Saturday, April 26, 2008

The world's most expensive grain bin...

May pay off in the long, long run, after all. [More about the Platinum Grain Bin here] My Cargill rep forwarded an article (it's in the Spring 08 issue of Grain and Feed Manager that is not posted on their website, so I'm reluctant post it in its entirety here) Written by Glen Ludwig for grain merchandisers, he looks at grain handling from a new angle - theirs. He makes several good points, but I have excerpted the ones that struck me.
  • The most highly valued service provided to producers by the country elevator is fast turn around of grain transportation vehicles at harvest, a service from which most elevators
    generate no direct revenue. There's a disconnect between value to the customer and revenue generated for the service provider. In many cases investment in grain receiving capability has been short changed by elevators in the last 5 years, as focus has been on increasing storage capacity. Until demand subsides the cost to build and operate grain storage and receiving capacity is likely to continue to escalate.
  • Elevators provide a large percentage of the grain storage in Illinois and to a lesser extent in the other states CAS serves. As production agriculture continues to consolidate and cash rented acres increase, grain producers are likely to be less interested in building on-farm grain storage. This is particularly true if a fast unload is being provided at the elevator. Elevators with strong profits and solid balance sheets may well have the
    opportunity to increase the percentage of the crop stored at the elevator. [My emphasis]
Come to think of it, large operators seem to spring up more readily near terminals or processors which can unload lots of grain in a hurry (just an impression - no hard data to back it up). While certainly not deliberate, this complementary advantage would be a strong contributor to shifting to cash rents which, as stated above then discourages on-farm storage. Which raises demand for fast fall unloading...

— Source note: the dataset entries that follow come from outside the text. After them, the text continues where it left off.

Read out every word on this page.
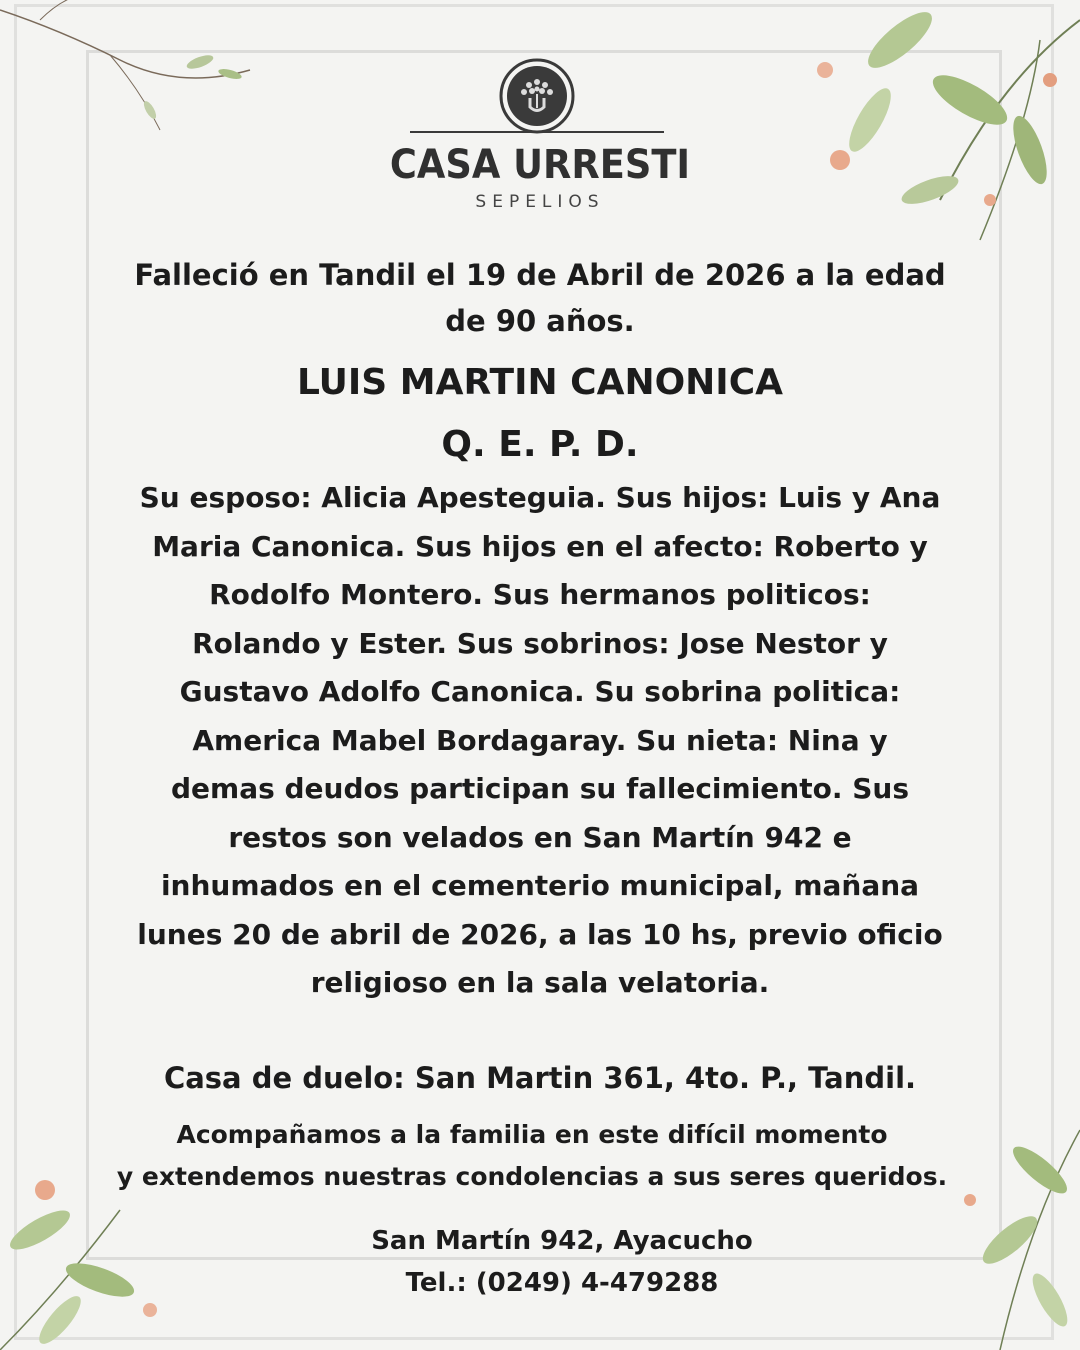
CASA URRESTI
SEPELIOS
Falleció en Tandil el 19 de Abril de 2026 a la edad
de 90 años.
LUIS MARTIN CANONICA
Q. E. P. D.
Su esposo: Alicia Apesteguia. Sus hijos: Luis y Ana
Maria Canonica. Sus hijos en el afecto: Roberto y
Rodolfo Montero. Sus hermanos politicos:
Rolando y Ester. Sus sobrinos: Jose Nestor y
Gustavo Adolfo Canonica. Su sobrina politica:
America Mabel Bordagaray. Su nieta: Nina y
demas deudos participan su fallecimiento. Sus
restos son velados en San Martín 942 e
inhumados en el cementerio municipal, mañana
lunes 20 de abril de 2026, a las 10 hs, previo oficio
religioso en la sala velatoria.
Casa de duelo: San Martin 361, 4to. P., Tandil.
Acompañamos a la familia en este difícil momento
y extendemos nuestras condolencias a sus seres queridos.
San Martín 942, Ayacucho
Tel.: (0249) 4-479288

Voila - ladies and gentlemen, a positive feedback consolidation loop!

While I have groused about not having a range of ethanol plants and river terminals within 4 miles to choose from, maybe I should count myself lucky to be living in relative backwater without development pressure or easy grain disposal.

There are many factors contributing to grain farm consolidation and the rise of BTO's. As noted below in the comments, more than a few of us struggle to pinpoint exactly why this is so unsettling. I will try to explore the reasons in a later post, but like this example, I suddenly see (or imagine I do) more subtle influences leading grain farming down this path to a very few operations. Not unlike animal agriculture, I might add.

From the need to equalize bargaining power on the input side (it takes a UAW to bargain with a GM), high commodity prices, increased risk, apparent economies of scale, and technology fallout, the range of causal factors is wide and interrelated. It appears rental land will be increasingly controlled by ambitious, aggressive and result-oriented businesses. So far, I have seen no evidence outraged competitors have developed viable counter-strategies to slow the trend. As for government policy saving the day, farmers won't even support any meaningful limit on payments, so why should elected officials care about farm size?

Discovering exactly why the tide is flowing one way may take more time than some of us have, but the consequences have been laid out more sharply this year than ever before.

And I suspect 2009 will be even more shocking to too many middle-sized farmers.

1 comment:

ole said...

The govt is worried that there will be nobody to farm in the future given the aging farm population. Thus, it has to fully support the BTOs. Crop insurance subsidies are geared toward this goal. No payment limits.